With the pandemic still taking lives and ravaging our health care system, we still must bring attention to the HIV epidemic, another health crisis still affecting our communities. Rolling out sat down with the executive director of the Southern AIDS Coalition, Dafina Ward, to help us answer questions about the status of HIV during the pandemic. As Southern states continue to lag behind in healthcare and access, organizations like the Southern AIDS Coalition are working towards gaining access and creating policies that support comprehensive sexual health education.

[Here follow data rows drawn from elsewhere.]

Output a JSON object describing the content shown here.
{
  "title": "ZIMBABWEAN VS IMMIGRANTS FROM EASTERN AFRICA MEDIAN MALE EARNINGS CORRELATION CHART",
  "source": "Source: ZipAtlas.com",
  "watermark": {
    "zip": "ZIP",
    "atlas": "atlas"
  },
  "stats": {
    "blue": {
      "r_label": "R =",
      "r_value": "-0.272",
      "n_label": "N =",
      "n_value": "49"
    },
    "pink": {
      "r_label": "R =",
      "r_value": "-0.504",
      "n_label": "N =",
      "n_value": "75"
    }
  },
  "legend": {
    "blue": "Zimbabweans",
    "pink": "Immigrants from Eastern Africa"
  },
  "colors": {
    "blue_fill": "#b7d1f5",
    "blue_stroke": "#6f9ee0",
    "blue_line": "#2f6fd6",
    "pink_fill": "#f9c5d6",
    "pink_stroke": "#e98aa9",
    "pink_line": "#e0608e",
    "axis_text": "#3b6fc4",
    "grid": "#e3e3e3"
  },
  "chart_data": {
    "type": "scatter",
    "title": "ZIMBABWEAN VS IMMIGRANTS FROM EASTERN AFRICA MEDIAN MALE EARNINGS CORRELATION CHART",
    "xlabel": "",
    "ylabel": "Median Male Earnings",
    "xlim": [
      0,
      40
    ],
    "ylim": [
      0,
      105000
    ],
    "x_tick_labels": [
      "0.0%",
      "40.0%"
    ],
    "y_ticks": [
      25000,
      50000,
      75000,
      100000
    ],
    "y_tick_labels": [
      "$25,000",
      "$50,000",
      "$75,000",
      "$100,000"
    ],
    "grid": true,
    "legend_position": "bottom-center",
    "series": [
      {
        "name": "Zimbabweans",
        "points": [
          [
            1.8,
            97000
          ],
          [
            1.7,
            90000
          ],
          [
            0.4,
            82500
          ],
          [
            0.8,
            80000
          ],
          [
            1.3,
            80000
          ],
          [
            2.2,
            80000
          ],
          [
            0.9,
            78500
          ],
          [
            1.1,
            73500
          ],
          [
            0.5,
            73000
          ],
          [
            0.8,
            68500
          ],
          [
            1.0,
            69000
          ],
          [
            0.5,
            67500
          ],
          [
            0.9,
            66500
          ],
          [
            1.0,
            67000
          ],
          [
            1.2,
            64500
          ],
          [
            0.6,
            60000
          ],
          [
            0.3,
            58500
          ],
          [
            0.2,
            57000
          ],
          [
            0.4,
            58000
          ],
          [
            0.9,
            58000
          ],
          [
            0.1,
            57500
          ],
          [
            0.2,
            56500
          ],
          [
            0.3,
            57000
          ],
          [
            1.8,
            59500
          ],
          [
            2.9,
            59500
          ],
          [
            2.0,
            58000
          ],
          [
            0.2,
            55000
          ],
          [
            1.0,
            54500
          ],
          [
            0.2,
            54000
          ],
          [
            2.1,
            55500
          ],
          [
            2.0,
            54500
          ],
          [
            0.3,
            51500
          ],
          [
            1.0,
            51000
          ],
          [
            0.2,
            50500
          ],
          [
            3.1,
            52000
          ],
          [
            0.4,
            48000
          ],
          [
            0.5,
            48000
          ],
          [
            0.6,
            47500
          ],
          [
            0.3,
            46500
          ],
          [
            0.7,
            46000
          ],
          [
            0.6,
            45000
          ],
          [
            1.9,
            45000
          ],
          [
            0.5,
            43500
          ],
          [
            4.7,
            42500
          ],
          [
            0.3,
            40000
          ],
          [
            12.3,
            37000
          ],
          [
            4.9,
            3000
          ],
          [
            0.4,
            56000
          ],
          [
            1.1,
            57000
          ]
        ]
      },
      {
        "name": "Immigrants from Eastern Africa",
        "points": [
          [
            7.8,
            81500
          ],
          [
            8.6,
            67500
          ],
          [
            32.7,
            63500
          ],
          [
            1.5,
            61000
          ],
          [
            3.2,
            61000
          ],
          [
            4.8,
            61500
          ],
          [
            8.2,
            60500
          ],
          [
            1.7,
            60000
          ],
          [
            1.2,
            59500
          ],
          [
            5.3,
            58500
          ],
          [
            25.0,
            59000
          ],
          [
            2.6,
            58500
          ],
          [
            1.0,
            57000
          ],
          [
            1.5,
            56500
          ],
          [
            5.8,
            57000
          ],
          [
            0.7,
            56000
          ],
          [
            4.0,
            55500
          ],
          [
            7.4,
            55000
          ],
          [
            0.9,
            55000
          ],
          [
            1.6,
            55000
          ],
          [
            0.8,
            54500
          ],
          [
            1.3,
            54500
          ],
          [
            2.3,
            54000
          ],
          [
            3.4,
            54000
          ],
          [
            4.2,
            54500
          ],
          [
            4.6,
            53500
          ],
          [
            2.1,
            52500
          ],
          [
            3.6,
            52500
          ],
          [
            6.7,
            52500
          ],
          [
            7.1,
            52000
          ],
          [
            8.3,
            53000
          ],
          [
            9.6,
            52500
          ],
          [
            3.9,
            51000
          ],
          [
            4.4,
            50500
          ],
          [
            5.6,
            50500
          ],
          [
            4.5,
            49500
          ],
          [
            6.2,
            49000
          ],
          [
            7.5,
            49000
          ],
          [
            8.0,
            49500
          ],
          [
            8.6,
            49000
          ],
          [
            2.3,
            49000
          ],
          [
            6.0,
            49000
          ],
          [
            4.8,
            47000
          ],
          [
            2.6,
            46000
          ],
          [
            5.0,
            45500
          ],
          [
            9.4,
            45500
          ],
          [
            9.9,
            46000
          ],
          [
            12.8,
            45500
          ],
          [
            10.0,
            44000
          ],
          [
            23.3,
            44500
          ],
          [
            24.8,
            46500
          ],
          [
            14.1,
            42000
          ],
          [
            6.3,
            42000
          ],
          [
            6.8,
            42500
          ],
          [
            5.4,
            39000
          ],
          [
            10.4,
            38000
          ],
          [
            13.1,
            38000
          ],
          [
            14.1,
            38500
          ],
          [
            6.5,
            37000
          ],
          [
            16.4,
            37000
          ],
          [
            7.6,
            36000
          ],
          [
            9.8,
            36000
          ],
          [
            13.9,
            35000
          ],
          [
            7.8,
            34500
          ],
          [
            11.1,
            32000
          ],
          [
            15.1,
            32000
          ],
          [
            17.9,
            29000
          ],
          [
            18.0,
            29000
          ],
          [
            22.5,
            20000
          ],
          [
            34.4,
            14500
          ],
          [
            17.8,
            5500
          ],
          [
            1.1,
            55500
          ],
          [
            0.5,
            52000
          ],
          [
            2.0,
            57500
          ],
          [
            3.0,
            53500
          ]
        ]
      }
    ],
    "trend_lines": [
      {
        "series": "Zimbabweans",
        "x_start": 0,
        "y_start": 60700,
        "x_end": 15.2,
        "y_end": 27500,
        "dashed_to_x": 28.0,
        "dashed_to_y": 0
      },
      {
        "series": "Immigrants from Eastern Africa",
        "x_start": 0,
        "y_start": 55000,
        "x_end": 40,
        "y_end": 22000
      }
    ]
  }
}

How has the pandemic affected HIV statistics?
We really don’t know yet what impact COVID will have on new cases of HIV. What we do know is that Black and Brown communities, those with limited financial resources—are also being disproportionately impacted by COVID. Not just by the virus itself, but also in the form of economic loss that manifests in a range of dire challenges and hardships for individuals, their families, and our communities. More than half of the people living with HIV in this country live in the south. If we want to end the southern HIV epidemic, then we have to address these structural barriers.
How does the pandemic expose people to risky behavior?
I am concerned about the many things that people are doing to cope during the pandemic that could have lasting consequences—and potentially impact the rates of HIV in our communities. We don’t know how much of an increase we will see in survival sex, injection drug use, and other behaviors that could result in HIV transmission. I am also concerned about the mental health impact that will result from isolation, hopelessness, and other conditions that are a natural fall-out of the pandemic.